For research on activities of daily living (ADL), tactile sensing assists fragile-object handling and safe handovers under supervision (not a medical device).

Advantages / Benefits

• Contact-aware dexterity: Multi-zone tactile arrays with slip detection deliver gentle, stable grasps on soft, glossy, or irregular items.

• Rapid skill authoring: Interactive LEDs and optional haptic cues shorten teleop training loops and reduce operator error.

• Deployment-ready mechanics: IP-rated covers, field-swappable tendons, and shock-tolerant shells balance lab-grade sensing with real-world durability.

• Developer-first stack: ROS 2 drivers, grasp libraries, and real-time buses streamline integration with cobots, AMRs, and humanoids.

• Modular fingertips: Swap friction, ESD behavior, or textures in minutes—no redesign of EOAT.

FAQ 

What is the AgiBot OmniHand Pro 2025?
A five-finger, tendon-driven robotic hand with tactile sensing and ROS 2 support, designed for contact-rich, human-like manipulation on arms, AMRs, and humanoids.

How does OmniHand Pro 2025 work?
Underactuated tendons provide compliant shape adaptation, while fingertip tactile arrays and joint sensors trigger reflexes (tighten, micro-roll, re-grasp) to stabilize objects with minimal force.

Why is the Pro 2025 important?
It combines human-like dexterity with deployable mechanics (IP sealing, serviceable tendons, real-time buses), bridging the gap between lab prototypes and field pilots.

What are the benefits over standard grippers?
A far wider grasp set, better deformable-object handling, in-hand manipulation, and faster skill authoring via interactive feedback and ROS 2 tooling.

Does it support ROS 2 and real-time control?
Yes.
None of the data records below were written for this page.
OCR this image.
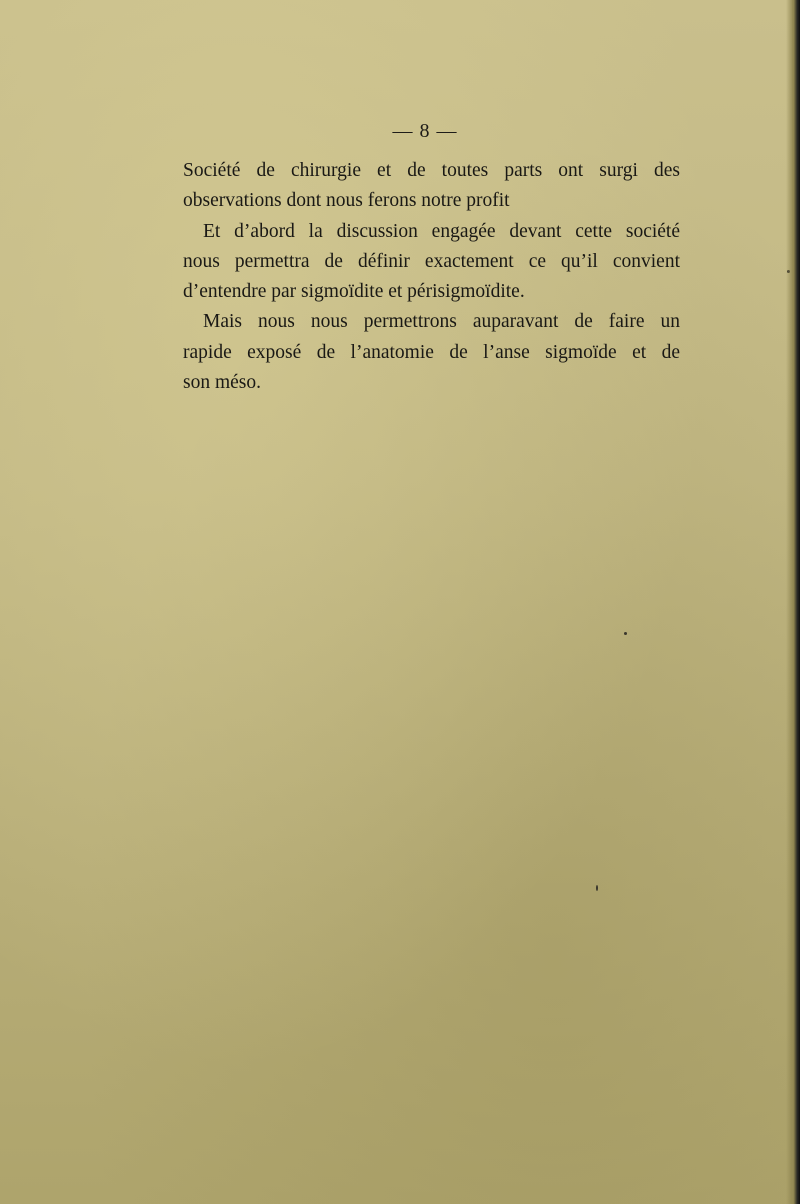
— 8 —
Société de chirurgie et de toutes parts ont surgi des
observations dont nous ferons notre profit
Et d’abord la discussion engagée devant cette société
nous permettra de définir exactement ce qu’il convient
d’entendre par sigmoïdite et périsigmoïdite.
Mais nous nous permettrons auparavant de faire un
rapide exposé de l’anatomie de l’anse sigmoïde et de
son méso.
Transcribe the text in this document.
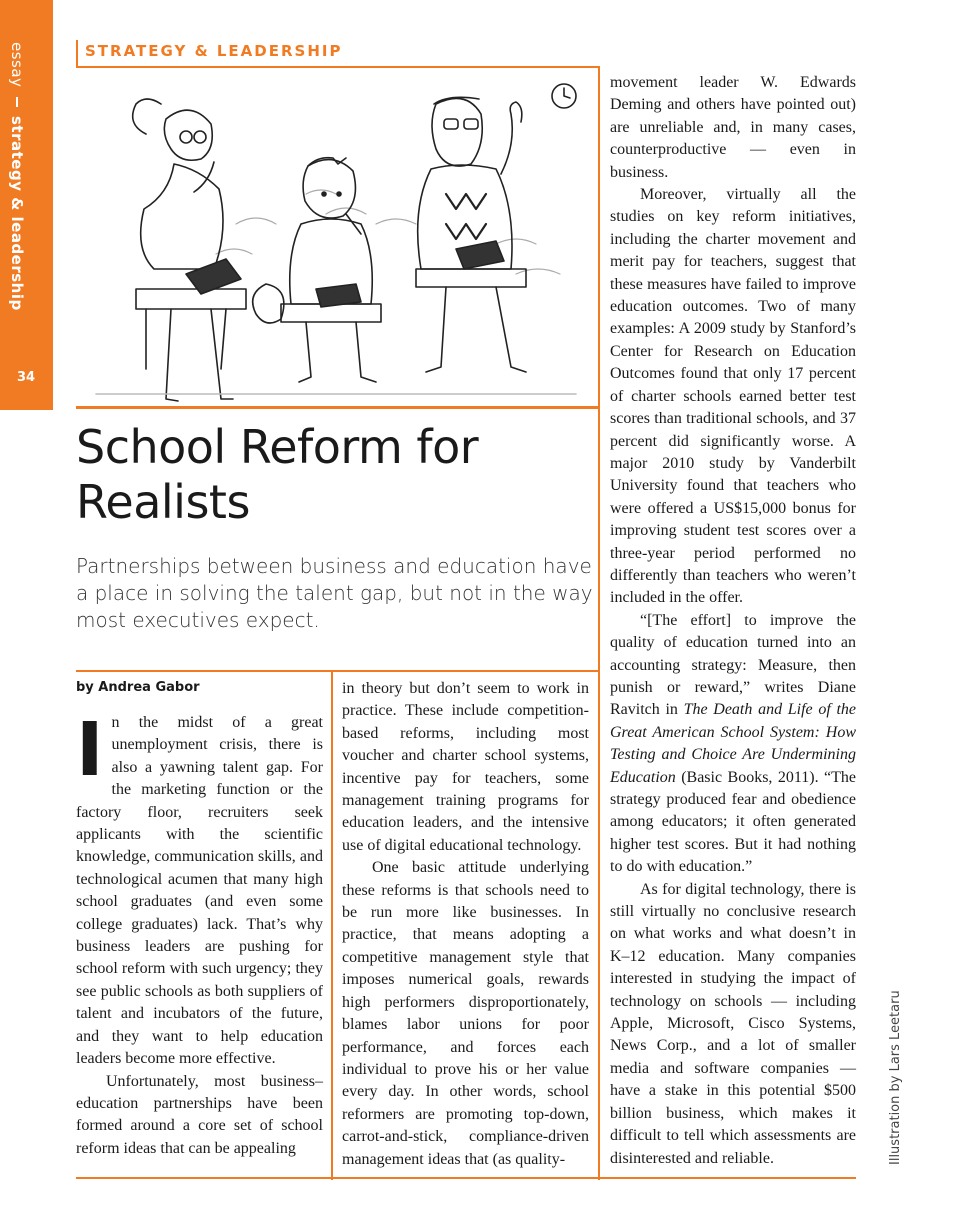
essay  strategy & leadership
34
STRATEGY & LEADERSHIP
School Reform for
Realists
Partnerships between business and education have a place in solving the talent gap, but not in the way most executives expect.
by Andrea Gabor

In the midst of a great unemployment crisis, there is also a yawning talent gap. For the marketing function or the factory floor, recruiters seek applicants with the scientific knowledge, communication skills, and technological acumen that many high school graduates (and even some college graduates) lack. That’s why business leaders are pushing for school reform with such urgency; they see public schools as both suppliers of talent and incubators of the future, and they want to help education leaders become more effective.

Unfortunately, most business–education partnerships have been formed around a core set of school reform ideas that can be appealing

in theory but don’t seem to work in practice. These include competition-based reforms, including most voucher and charter school systems, incentive pay for teachers, some management training programs for education leaders, and the intensive use of digital educational technology.

One basic attitude underlying these reforms is that schools need to be run more like businesses. In practice, that means adopting a competitive management style that imposes numerical goals, rewards high performers disproportionately, blames labor unions for poor performance, and forces each individual to prove his or her value every day. In other words, school reformers are promoting top-down, carrot-and-stick, compliance-driven management ideas that (as quality-

movement leader W. Edwards Deming and others have pointed out) are unreliable and, in many cases, counterproductive — even in business.

Moreover, virtually all the studies on key reform initiatives, including the charter movement and merit pay for teachers, suggest that these measures have failed to improve education outcomes. Two of many examples: A 2009 study by Stanford’s Center for Research on Education Outcomes found that only 17 percent of charter schools earned better test scores than traditional schools, and 37 percent did significantly worse. A major 2010 study by Vanderbilt University found that teachers who were offered a US$15,000 bonus for improving student test scores over a three-year period performed no differently than teachers who weren’t included in the offer.

“[The effort] to improve the quality of education turned into an accounting strategy: Measure, then punish or reward,” writes Diane Ravitch in The Death and Life of the Great American School System: How Testing and Choice Are Undermining Education (Basic Books, 2011). “The strategy produced fear and obedience among educators; it often generated higher test scores. But it had nothing to do with education.”

As for digital technology, there is still virtually no conclusive research on what works and what doesn’t in K–12 education. Many companies interested in studying the impact of technology on schools — including Apple, Microsoft, Cisco Systems, News Corp., and a lot of smaller media and software companies — have a stake in this potential $500 billion business, which makes it difficult to tell which assessments are disinterested and reliable.	Illustration by Lars Leetaru
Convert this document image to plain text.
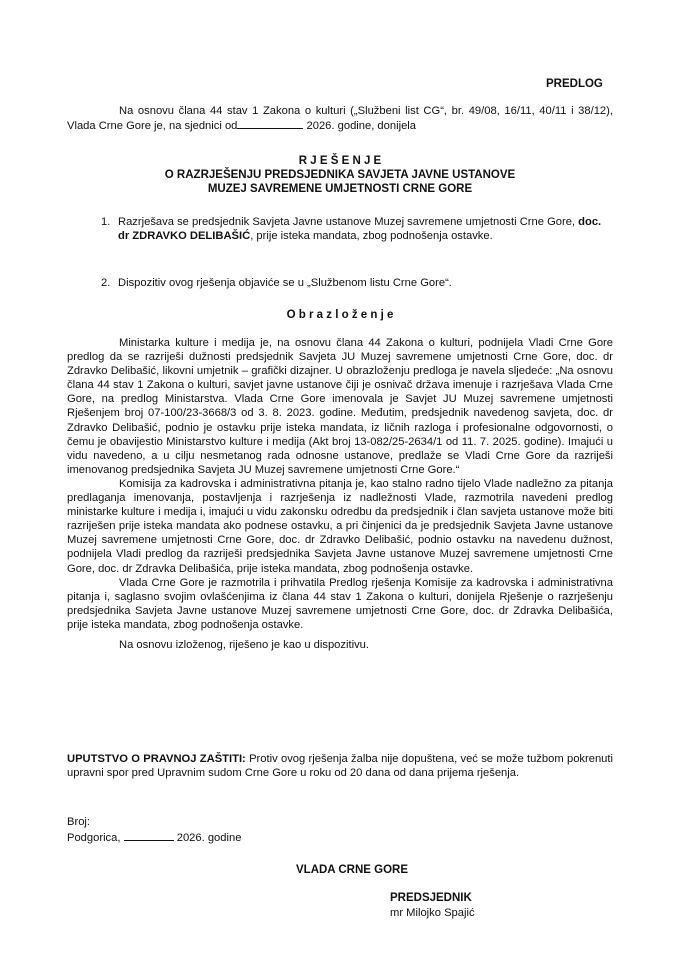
PREDLOG
Na osnovu člana 44 stav 1 Zakona o kulturi („Službeni list CG“, br. 49/08, 16/11, 40/11 i 38/12), Vlada Crne Gore je, na sjednici od	2026. godine, donijela
R J E Š E N J E
O RAZRJEŠENJU PREDSJEDNIKA SAVJETA JAVNE USTANOVE
MUZEJ SAVREMENE UMJETNOSTI CRNE GORE
1. Razrješava se predsjednik Savjeta Javne ustanove Muzej savremene umjetnosti Crne Gore, doc. dr ZDRAVKO DELIBAŠIĆ, prije isteka mandata, zbog podnošenja ostavke.
2. Dispozitiv ovog rješenja objaviće se u „Službenom listu Crne Gore“.
O b r a z l o ž e n j e

Ministarka kulture i medija je, na osnovu člana 44 Zakona o kulturi, podnijela Vladi Crne Gore predlog da se razriješi dužnosti predsjednik Savjeta JU Muzej savremene umjetnosti Crne Gore, doc. dr Zdravko Delibašić, likovni umjetnik – grafički dizajner. U obrazloženju predloga je navela sljedeće: „Na osnovu člana 44 stav 1 Zakona o kulturi, savjet javne ustanove čiji je osnivač država imenuje i razrješava Vlada Crne Gore, na predlog Ministarstva. Vlada Crne Gore imenovala je Savjet JU Muzej savremene umjetnosti Rješenjem broj 07-100/23-3668/3 od 3. 8. 2023. godine. Međutim, predsjednik navedenog savjeta, doc. dr Zdravko Delibašić, podnio je ostavku prije isteka mandata, iz ličnih razloga i profesionalne odgovornosti, o čemu je obavijestio Ministarstvo kulture i medija (Akt broj 13-082/25-2634/1 od 11. 7. 2025. godine). Imajući u vidu navedeno, a u cilju nesmetanog rada odnosne ustanove, predlaže se Vladi Crne Gore da razriješi imenovanog predsjednika Savjeta JU Muzej savremene umjetnosti Crne Gore.“

Komisija za kadrovska i administrativna pitanja je, kao stalno radno tijelo Vlade nadležno za pitanja predlaganja imenovanja, postavljenja i razrješenja iz nadležnosti Vlade, razmotrila navedeni predlog ministarke kulture i medija i, imajući u vidu zakonsku odredbu da predsjednik i član savjeta ustanove može biti razriješen prije isteka mandata ako podnese ostavku, a pri činjenici da je predsjednik Savjeta Javne ustanove Muzej savremene umjetnosti Crne Gore, doc. dr Zdravko Delibašić, podnio ostavku na navedenu dužnost, podnijela Vladi predlog da razriješi predsjednika Savjeta Javne ustanove Muzej savremene umjetnosti Crne Gore, doc. dr Zdravka Delibašića, prije isteka mandata, zbog podnošenja ostavke.

Vlada Crne Gore je razmotrila i prihvatila Predlog rješenja Komisije za kadrovska i administrativna pitanja i, saglasno svojim ovlašćenjima iz člana 44 stav 1 Zakona o kulturi, donijela Rješenje o razrješenju predsjednika Savjeta Javne ustanove Muzej savremene umjetnosti Crne Gore, doc. dr Zdravka Delibašića, prije isteka mandata, zbog podnošenja ostavke.

Na osnovu izloženog, riješeno je kao u dispozitivu.

UPUTSTVO O PRAVNOJ ZAŠTITI: Protiv ovog rješenja žalba nije dopuštena, već se može tužbom pokrenuti upravni spor pred Upravnim sudom Crne Gore u roku od 20 dana od dana prijema rješenja.
Broj:
Podgorica,	2026. godine
VLADA CRNE GORE
PREDSJEDNIK
mr Milojko Spajić
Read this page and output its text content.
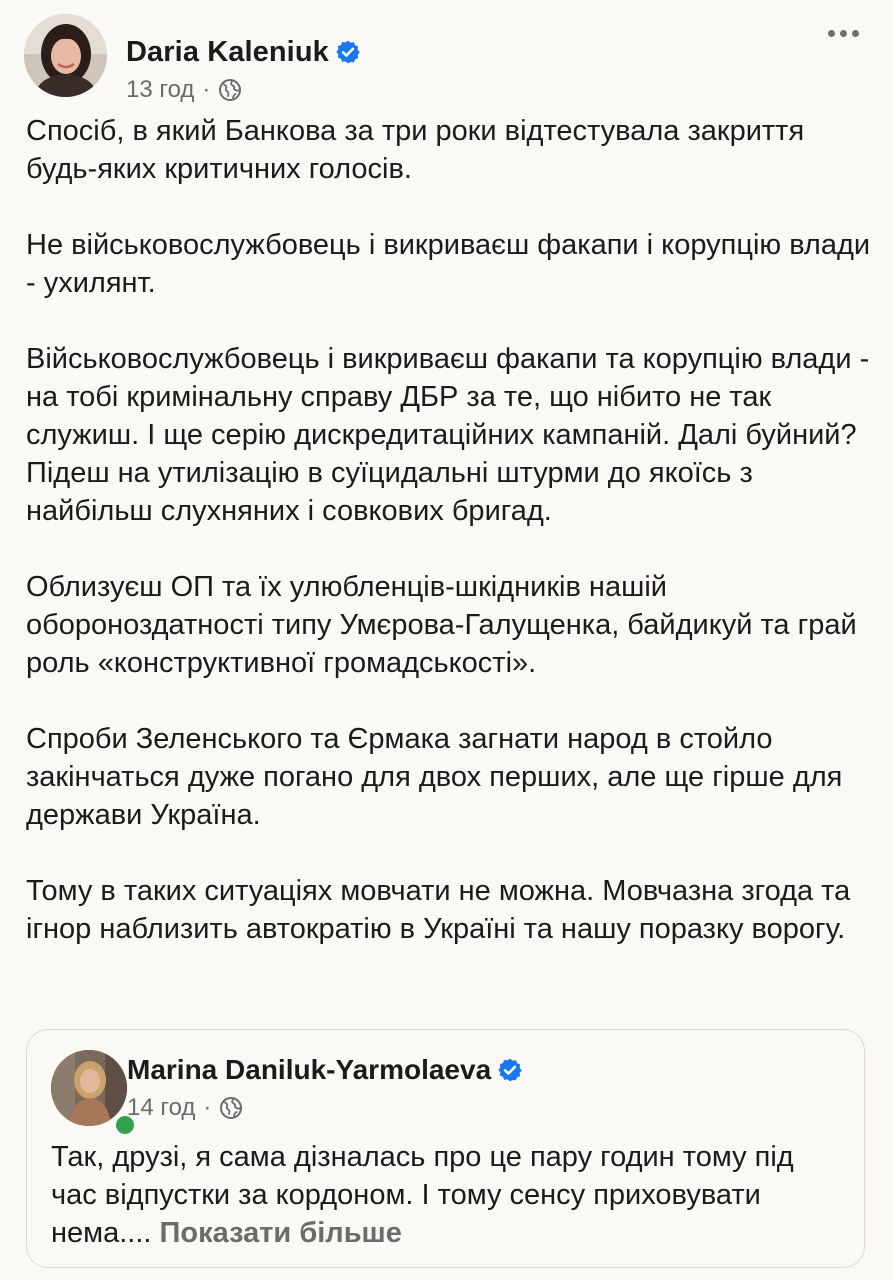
Daria Kaleniuk
13 год ·

Спосіб, в який Банкова за три роки відтестувала закриття будь-яких критичних голосів.

Не військовослужбовець і викриваєш факапи і корупцію влади - ухилянт.

Військовослужбовець і викриваєш факапи та корупцію влади - на тобі кримінальну справу ДБР за те, що нібито не так служиш. І ще серію дискредитаційних кампаній. Далі буйний? Підеш на утилізацію в суїцидальні штурми до якоїсь з найбільш слухняних і совкових бригад.

Облизуєш ОП та їх улюбленців-шкідників нашій обороноздатності типу Умєрова-Галущенка, байдикуй та грай роль «конструктивної громадськості».

Спроби Зеленського та Єрмака загнати народ в стойло закінчаться дуже погано для двох перших, але ще гірше для держави Україна.

Тому в таких ситуаціях мовчати не можна. Мовчазна згода та ігнор наблизить автократію в Україні та нашу поразку ворогу.

Marina Daniluk-Yarmolaeva
14 год ·
Так, друзі, я сама дізналась про це пару годин тому під час відпустки за кордоном. І тому сенсу приховувати нема.... Показати більше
The hand ships with ROS 2 drivers, C++/Python SDKs, and EtherCAT/CAN-FD options for low-latency integration.

Can I change fingertips for different tasks?
Yes. Snap-in pads and screw-in inserts let you tailor friction, ESD properties, and textures in minutes.

Summary

The AgiBot OmniHand Pro 2025 pairs anthropomorphic geometry with tactile intelligence to deliver stable, gentle grasps across real-world objects. Its tendon-driven compliance, contact-aware reflexes, and ROS 2-ready software make it a practical choice for research labs, pilot deployments, and bimanual platforms. With modular fingertips, serviceable mechanics, and standardized control buses, the Pro 2025 offers a clear path from demonstration to reliable, touch-informed manipulation in the field.